Unwanted hairs can be repeatedly plucked or cut. Alternatively, the follicle can be permanently destroyed by electrolysis.
Nail Changes
The thickness, shape, color, and growth rate of the nails change with age, reflecting changes in the supporting nail bed and germative matrix. They become dry and brittle and flat or concave instead of convex, often with longitudinal ridging. The color may vary from yellow to gray.
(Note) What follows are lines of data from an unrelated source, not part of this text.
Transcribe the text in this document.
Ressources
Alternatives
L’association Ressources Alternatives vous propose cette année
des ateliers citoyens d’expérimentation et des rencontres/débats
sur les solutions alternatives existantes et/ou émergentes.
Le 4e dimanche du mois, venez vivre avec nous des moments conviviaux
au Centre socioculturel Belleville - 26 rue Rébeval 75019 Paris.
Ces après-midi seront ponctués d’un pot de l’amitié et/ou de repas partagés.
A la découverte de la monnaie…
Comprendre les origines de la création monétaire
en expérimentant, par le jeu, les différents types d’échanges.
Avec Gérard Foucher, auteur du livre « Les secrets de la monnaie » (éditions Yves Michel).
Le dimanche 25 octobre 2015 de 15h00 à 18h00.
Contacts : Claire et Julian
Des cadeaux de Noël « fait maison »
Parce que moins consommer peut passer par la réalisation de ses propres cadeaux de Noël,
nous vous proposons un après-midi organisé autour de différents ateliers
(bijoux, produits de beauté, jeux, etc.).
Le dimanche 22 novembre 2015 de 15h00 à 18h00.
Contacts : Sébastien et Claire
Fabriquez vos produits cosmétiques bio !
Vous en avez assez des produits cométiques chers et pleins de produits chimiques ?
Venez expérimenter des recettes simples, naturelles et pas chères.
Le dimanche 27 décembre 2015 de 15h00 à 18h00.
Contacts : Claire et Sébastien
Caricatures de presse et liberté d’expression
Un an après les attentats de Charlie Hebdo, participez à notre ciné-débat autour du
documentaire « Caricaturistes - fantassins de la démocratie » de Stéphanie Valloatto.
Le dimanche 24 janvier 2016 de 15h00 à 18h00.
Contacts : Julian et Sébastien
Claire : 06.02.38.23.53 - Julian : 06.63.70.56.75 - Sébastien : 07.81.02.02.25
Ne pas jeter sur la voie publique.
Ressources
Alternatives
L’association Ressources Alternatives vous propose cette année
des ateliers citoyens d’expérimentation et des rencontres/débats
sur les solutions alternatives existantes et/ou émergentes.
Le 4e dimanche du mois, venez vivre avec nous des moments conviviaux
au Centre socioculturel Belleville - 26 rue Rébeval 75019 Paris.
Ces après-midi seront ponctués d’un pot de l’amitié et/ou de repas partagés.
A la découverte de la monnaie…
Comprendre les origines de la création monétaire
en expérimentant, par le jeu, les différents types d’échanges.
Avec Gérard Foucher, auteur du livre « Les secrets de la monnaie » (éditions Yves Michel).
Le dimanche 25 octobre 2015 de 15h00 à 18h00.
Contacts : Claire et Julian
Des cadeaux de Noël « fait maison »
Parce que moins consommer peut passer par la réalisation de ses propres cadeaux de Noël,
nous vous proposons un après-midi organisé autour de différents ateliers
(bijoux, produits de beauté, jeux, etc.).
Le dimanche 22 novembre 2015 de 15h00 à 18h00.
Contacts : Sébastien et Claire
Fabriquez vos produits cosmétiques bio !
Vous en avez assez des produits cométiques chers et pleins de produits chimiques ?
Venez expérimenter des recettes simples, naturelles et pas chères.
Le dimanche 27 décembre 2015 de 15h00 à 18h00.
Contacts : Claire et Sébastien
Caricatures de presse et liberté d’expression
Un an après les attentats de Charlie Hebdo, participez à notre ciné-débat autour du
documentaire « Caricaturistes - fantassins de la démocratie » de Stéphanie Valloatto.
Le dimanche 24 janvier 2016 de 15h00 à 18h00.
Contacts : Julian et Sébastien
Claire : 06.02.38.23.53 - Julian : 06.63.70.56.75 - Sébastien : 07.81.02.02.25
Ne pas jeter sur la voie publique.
Occasionally, the nails become grossly thickened and distorted, a condition known as onychogryphosis.
Treatment: No effective treatment exists for these nail changes. For the patient’s safety and comfort, a podiatrist should trim thickened toenails with an electric drill and burrs or a carbon dioxide laser. Wearing gloves while doing housework and laundry protects brittle fingernails. Nails should be kept short, and use of nail polish remover, which dehydrates the nail, should be minimized. Evaluation by an experienced examiner can determine treatable conditions, such as fungal infections.